Augmenting endothelial specific transport of the nitric oxide precursor L-arginine via cationic amino acid transporter-1 (CAT1) can prevent obesity related hypertension. We tested the hypotheses that CAT1 overexpression prevents obesity-induced hypertension by buffering the influence of the sympathetic nervous system (SNS) on the maintenance of arterial pressure and by buffering pressor responses to stress. Wild type (WT; n=13) and CAT1 overexpressing mice (CAT+; n=13) were fed a normal or a high fat diet for 20 weeks. Mice fed a high fat diet were returned to the control diet before experiments commenced. Baseline mean arterial pressure (MAP) and effects of restraint-, shaker- and almond feeding-stress and ganglionic blockade (pentolinium; 5 mg/kg; i.p.) on MAP were determined in conscious mice.

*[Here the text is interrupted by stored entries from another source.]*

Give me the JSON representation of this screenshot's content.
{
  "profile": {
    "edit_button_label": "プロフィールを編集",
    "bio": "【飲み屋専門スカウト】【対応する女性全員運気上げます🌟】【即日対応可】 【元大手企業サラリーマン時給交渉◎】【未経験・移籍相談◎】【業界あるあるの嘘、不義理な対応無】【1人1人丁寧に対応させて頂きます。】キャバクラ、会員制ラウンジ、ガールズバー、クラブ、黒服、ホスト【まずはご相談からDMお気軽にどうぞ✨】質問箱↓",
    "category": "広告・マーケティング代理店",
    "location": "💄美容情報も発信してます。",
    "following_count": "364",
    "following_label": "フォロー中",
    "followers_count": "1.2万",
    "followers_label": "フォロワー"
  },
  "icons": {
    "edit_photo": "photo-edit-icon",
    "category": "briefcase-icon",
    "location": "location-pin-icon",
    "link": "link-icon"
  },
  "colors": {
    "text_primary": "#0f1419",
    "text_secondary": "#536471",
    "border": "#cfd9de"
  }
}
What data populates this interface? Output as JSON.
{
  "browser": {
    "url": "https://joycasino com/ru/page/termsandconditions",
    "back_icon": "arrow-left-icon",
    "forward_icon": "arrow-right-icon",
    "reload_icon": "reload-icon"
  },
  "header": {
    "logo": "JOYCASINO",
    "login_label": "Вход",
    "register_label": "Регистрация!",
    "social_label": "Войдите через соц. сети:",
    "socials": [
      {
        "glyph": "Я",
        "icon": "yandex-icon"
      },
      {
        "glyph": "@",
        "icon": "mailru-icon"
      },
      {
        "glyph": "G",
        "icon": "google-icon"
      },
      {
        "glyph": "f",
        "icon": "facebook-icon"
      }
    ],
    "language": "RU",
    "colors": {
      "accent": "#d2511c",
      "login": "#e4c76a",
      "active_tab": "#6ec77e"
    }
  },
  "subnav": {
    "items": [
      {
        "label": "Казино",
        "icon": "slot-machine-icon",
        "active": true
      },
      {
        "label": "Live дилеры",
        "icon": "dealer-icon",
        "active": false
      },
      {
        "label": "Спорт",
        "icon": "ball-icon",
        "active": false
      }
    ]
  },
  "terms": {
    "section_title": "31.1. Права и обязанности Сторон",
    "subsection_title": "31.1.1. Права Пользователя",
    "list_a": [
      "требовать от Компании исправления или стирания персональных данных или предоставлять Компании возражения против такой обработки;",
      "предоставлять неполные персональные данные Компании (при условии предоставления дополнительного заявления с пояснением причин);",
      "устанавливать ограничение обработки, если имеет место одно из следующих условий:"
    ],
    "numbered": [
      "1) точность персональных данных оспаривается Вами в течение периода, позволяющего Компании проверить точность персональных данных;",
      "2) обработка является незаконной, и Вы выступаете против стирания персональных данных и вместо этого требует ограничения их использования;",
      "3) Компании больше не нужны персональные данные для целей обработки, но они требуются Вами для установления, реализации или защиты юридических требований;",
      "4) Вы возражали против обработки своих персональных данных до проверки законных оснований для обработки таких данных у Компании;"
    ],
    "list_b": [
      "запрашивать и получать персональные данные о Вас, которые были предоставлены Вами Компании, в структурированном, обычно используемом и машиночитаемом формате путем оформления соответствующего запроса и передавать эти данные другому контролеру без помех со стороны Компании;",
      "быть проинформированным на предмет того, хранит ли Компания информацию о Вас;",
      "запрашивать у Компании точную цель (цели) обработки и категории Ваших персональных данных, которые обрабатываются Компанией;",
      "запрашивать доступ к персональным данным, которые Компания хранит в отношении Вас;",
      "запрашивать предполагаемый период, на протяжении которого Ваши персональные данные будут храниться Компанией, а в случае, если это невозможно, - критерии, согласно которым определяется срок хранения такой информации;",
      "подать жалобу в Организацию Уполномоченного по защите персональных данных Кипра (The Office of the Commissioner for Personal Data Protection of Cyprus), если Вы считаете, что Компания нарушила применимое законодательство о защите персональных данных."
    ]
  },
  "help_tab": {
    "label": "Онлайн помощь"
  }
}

Fat feeding increased body weight to a similar extent in WT and CAT+ but MAP was greater only in WT compared to appropriate controls (by 29%). The depressor response to pentolinium was 65% greater in obese WT than lean WT (P < 0.001), but was similar in obese and lean CAT+ (P = 0.65). In lean WT and CAT+, pressor responses to shaker and feeding stress, but not restraint stress, were less in the latter genotype compared to the former (P ≤ 0.001). Pressor responses to shaker and feeding stress were less in obese WT than lean WT (P ≤ 0.001), but similar in obese and lean CAT+. The increase in MAP in response to restraint stress was less in obese WT (22 ± 2%), but greater in obese CAT+ (37 ± 2%), when compared to respective lean WT (31 ± 3%) and lean CAT+ controls (27 ± 2%; P ≤ 0.02). We conclude that CAT1 overexpression prevents obesity-induced hypertension by reducing the influence of the SNS on the maintenance of arterial pressure but not by buffering pressor responses to stress.